Und: Eine Erhöhung der globalen Durchschnittstemperatur um zwei Grad Celsius, die weitgehend als unbedenklich betrachtet wird, habe für die SIDS fatale Folgen. Binger: „Es wird damit gerechnet, dass bei 1,9 Grad das grönländische Inlandeis schmilzt. Die Folge wäre ein Anstieg des Meeresspiegels um bis zu sieben Meter. Manche SIDS liegen aber nur drei Meter über dem heutigen Meeresspiegel.“ Küstenschutzmaßnahmen ließen sich schon derzeit kaum finanzieren. Auf dem Malediven beispielsweise koste ein einziger Meter Küstenbefestigung rund 4.000 US-Dollar. Bei einem Bruttoinlandsprodukt von knapp 740 Millionen US-Dollar (2004) stelle das ein kaum bewältigbares Problem dar. Seitens der Industriestaaten werde argumentiert, es komme zu teuer, die Treibhausgasemissionen auf ein auch für die SIDS akzeptables Ausmaß zu begrenzen. „Für die SIDS geht es aber ums Überleben“, betonte Binger.
Technologie und Geld
An Möglichkeiten zu einer klimaverträglicheren Energiebereitstellung ist ihm zufolge kein Mangel. So könne beispielsweise Bioethanol aus Zuckerrohr erzeugt und zur Stromproduktion verwendet werden. Auch die Energiebereitstellung aus Abfällen („Waste-ot-energy“) empfehle sich. Auch gelte es, die in den tropischen Meeren gespeicherte Wärmeenergie zu nutzen. Es gebe nur ein Problem: Den SIDS mangle es an Geld, um entsprechende Technologien zu finanzieren.
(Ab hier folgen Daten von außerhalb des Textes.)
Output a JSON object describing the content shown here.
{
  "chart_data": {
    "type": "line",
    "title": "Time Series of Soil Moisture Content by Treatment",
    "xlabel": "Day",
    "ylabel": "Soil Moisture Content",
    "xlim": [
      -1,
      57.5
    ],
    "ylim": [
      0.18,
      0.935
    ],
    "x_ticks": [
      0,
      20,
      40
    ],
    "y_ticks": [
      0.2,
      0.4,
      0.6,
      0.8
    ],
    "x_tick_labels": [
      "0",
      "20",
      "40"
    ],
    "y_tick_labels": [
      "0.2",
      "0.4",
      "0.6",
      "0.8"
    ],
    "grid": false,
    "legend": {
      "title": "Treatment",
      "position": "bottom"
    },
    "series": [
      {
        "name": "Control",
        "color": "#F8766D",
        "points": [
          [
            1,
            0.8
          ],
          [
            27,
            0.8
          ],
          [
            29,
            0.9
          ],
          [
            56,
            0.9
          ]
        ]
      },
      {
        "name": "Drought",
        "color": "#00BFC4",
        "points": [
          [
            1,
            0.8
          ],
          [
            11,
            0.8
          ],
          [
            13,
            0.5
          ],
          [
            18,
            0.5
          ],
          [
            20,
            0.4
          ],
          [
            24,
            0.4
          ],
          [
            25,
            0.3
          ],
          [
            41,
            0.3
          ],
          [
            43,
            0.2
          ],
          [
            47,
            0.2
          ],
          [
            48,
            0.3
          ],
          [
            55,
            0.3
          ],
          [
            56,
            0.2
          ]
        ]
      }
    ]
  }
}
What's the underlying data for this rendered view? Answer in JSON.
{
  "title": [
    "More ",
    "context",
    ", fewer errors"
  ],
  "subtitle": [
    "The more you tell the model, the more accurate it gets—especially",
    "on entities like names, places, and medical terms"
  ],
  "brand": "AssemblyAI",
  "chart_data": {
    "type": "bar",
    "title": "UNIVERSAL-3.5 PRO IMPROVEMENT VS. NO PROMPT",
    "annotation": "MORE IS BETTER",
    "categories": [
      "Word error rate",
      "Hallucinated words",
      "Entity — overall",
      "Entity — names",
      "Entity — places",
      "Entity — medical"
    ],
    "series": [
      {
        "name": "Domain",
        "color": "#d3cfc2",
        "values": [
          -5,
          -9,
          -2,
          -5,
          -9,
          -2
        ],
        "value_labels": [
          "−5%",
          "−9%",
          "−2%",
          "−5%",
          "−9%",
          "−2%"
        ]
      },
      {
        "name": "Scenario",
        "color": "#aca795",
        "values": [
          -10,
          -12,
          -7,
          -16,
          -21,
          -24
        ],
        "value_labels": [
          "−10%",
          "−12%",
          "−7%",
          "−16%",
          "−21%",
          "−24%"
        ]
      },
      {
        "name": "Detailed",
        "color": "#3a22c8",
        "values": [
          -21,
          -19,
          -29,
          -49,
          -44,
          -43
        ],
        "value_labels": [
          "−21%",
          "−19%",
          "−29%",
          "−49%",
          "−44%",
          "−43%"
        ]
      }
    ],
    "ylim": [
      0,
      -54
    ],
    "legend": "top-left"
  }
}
In diesem Zusammenhang schlug die US-amerikanische UNO-Diplomatin Susan McDade einen neuen internationalen Fonds vor. Dieser solle für eine bestimmte Zeit die Erdölimporte der SIDS bezahlen. Letztere sparten sich damit Geld, das sie in den Ausbau erneuerbarer Energieträger investieren könnten.